The syntax for a compound literal resembles that of a cast expression. However, a compound literal is an lvalue, while the result of a cast expression is not. Furthermore, a cast can only convert to scalar types or void, whereas a compound literal results in an object of the specified type. The syntax is as follows:
>>-(--type_name--)--{--+-initializer_list----+--}-------------->< '-initializer_list--,-'
If the type is an array of unknown size, the size is determined by the initializer list.

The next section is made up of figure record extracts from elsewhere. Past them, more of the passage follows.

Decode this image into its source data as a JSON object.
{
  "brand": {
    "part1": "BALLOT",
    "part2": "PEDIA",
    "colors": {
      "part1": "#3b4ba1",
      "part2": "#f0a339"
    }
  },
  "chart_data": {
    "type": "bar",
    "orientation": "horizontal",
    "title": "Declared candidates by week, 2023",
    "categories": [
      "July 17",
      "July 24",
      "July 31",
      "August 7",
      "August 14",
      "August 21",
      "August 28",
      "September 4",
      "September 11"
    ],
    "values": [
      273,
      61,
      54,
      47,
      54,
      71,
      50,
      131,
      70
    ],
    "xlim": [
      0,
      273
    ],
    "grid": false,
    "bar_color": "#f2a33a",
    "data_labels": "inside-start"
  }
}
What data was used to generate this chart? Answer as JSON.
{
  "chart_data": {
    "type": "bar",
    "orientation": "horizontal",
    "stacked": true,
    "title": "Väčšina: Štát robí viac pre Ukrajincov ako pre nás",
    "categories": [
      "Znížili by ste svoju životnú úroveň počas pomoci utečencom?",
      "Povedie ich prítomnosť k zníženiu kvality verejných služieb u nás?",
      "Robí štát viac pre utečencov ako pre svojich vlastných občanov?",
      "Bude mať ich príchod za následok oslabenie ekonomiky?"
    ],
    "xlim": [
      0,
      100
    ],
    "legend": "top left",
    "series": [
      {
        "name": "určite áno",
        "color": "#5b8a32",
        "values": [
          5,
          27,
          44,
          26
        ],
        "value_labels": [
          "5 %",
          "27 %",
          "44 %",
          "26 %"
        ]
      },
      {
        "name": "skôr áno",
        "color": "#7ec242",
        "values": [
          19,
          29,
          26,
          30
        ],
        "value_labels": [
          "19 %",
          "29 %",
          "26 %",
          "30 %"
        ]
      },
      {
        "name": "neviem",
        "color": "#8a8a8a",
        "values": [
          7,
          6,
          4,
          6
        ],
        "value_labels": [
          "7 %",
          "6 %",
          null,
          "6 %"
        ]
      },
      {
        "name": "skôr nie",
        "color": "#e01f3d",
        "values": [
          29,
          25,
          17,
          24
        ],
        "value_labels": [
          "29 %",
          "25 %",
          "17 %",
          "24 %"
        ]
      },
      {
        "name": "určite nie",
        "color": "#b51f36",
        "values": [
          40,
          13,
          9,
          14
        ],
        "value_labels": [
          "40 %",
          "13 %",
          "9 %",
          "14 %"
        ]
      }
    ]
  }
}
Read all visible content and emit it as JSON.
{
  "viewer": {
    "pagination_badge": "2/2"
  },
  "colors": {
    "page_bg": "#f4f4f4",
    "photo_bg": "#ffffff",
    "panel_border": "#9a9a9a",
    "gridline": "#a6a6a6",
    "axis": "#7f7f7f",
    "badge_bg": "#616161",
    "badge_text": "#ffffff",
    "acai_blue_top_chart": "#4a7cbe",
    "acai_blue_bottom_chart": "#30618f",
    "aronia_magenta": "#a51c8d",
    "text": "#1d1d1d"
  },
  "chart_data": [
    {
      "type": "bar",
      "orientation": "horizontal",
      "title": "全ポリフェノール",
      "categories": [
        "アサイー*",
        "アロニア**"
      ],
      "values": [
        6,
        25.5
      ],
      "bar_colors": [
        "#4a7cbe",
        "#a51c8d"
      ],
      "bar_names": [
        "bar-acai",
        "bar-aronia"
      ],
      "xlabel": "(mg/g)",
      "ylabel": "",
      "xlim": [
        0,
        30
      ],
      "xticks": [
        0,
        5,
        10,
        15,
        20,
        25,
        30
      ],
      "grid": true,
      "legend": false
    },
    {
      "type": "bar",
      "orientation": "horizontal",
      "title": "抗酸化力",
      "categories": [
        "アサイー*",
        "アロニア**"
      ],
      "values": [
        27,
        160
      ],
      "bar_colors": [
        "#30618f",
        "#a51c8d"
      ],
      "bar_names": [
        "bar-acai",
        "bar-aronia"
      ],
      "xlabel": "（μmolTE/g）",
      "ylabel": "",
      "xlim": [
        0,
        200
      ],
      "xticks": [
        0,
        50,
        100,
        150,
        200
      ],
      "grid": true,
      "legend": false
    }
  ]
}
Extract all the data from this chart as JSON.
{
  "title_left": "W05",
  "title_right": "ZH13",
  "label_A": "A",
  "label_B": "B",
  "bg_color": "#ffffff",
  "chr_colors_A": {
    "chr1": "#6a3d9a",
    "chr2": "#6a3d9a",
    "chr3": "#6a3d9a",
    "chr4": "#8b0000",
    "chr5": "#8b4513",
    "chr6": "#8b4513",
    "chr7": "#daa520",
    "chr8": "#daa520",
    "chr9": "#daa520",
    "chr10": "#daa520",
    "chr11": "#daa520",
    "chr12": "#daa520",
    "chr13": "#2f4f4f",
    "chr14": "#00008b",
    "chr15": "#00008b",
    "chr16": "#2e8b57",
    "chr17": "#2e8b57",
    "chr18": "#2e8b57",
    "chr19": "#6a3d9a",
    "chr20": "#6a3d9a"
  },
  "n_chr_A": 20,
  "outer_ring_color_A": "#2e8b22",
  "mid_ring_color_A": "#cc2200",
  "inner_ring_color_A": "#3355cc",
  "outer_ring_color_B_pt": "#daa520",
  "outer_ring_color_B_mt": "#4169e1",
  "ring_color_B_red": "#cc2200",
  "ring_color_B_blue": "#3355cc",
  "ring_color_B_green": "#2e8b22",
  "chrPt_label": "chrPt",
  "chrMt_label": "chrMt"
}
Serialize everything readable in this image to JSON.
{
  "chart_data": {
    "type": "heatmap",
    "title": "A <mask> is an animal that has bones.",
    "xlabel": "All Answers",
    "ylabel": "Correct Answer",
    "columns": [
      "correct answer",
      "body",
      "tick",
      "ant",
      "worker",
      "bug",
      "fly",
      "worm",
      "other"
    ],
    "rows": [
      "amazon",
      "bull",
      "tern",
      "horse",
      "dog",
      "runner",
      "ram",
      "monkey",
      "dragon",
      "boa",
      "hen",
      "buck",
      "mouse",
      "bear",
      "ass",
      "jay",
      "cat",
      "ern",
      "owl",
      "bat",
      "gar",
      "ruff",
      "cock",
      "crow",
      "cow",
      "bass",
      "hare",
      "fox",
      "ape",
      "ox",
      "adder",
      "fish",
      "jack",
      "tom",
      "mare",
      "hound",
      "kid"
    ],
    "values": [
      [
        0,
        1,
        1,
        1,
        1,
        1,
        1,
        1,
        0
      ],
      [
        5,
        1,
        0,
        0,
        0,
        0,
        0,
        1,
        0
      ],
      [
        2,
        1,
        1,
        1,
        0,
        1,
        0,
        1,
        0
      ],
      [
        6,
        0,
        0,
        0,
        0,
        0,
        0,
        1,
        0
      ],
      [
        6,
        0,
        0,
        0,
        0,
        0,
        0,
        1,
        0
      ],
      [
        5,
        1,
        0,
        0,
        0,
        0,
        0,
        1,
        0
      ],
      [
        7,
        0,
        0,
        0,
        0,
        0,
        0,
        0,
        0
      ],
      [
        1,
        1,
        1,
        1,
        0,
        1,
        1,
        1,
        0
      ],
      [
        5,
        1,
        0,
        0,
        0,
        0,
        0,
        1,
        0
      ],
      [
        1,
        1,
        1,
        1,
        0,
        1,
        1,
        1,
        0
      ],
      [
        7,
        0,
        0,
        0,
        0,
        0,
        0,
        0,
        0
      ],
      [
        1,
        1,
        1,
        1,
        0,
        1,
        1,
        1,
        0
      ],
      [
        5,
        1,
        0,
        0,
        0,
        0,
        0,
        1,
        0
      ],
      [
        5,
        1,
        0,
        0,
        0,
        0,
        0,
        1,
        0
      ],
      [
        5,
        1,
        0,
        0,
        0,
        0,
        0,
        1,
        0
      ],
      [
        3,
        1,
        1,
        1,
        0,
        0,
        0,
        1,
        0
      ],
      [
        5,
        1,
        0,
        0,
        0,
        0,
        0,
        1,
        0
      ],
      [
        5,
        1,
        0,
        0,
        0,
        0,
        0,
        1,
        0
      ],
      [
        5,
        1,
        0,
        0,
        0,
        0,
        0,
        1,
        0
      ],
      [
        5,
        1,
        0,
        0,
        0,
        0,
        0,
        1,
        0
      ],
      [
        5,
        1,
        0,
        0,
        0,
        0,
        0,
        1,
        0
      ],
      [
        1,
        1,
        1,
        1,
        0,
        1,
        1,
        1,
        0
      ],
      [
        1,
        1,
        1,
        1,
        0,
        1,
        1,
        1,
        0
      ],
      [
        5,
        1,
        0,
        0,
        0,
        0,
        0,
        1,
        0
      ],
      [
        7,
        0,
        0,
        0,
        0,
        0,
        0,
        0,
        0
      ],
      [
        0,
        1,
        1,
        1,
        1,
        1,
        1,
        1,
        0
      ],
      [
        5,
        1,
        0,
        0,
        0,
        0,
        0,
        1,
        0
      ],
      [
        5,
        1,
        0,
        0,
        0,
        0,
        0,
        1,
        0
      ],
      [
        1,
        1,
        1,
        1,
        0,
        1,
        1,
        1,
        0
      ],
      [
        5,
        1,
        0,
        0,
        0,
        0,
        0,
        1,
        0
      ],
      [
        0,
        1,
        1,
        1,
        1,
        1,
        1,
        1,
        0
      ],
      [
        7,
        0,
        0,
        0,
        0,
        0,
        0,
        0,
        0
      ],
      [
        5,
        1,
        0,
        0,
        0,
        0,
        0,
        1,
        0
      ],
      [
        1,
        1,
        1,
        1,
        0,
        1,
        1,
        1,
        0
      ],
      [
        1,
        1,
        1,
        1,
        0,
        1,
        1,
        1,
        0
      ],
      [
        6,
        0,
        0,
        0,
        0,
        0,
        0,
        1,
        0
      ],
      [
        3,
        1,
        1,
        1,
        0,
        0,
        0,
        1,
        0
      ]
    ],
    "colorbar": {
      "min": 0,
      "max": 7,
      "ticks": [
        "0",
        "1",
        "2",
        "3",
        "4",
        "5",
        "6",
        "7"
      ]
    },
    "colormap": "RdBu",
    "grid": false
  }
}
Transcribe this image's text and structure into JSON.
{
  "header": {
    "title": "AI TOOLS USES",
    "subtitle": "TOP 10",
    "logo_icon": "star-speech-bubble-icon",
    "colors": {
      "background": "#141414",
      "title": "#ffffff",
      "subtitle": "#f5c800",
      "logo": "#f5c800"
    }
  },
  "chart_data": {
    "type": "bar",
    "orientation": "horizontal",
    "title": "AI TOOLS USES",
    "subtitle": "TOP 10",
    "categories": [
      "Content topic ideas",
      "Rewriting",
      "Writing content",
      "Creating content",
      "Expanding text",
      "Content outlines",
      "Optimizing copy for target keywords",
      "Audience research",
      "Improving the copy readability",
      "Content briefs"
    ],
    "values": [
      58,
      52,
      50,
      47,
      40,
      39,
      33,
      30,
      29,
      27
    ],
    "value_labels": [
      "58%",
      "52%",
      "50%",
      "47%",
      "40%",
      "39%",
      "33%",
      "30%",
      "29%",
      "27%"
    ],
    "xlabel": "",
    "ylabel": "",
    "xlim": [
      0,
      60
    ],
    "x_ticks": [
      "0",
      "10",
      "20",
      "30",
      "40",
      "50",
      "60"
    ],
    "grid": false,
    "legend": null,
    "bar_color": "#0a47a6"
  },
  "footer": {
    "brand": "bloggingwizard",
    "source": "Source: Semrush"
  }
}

A compound literal has static storage duration if it occurs outside the body of a function and the initializer list consists of constant expressions. Otherwise, it has automatic storage duration associated with the enclosing block. The following expressions have different meanings. The compound literals have automatic storage duration when they occur within the body of a function.:
"string" /* an array of char with static storage duration */ (char[]){"string"} /* modifiable */ (const char[]){"string"} /* not modifiable */
A const-qualified compound literal can be placed in read-only memory. Compound literals with const-qualified types can share storage with string literals with the same or overlapping representations. For example,
(const char[]){"string"} == "string"
might yield 1 if the storage is shared. However, compound literals with const-qualified types are not necessarily shared. The following expressions result in two distinct objects of type struct s.
(const struct s){1,2,3} (const struct s){1,2,3}
Compound literals having vector type follow the same semantic rules as
regular compound literals:
vector unsigned int v1 = (vector unsigned int) {1,2,3,4};A compound literal is not a constant expression and therefore cannot be used to initialize a static variable. However, for compatibility with GNU C/C++, a static variable having vector type can be initialized with a compound literal of the same vector type, provided that all the initializers in the initializer list are constant expressions.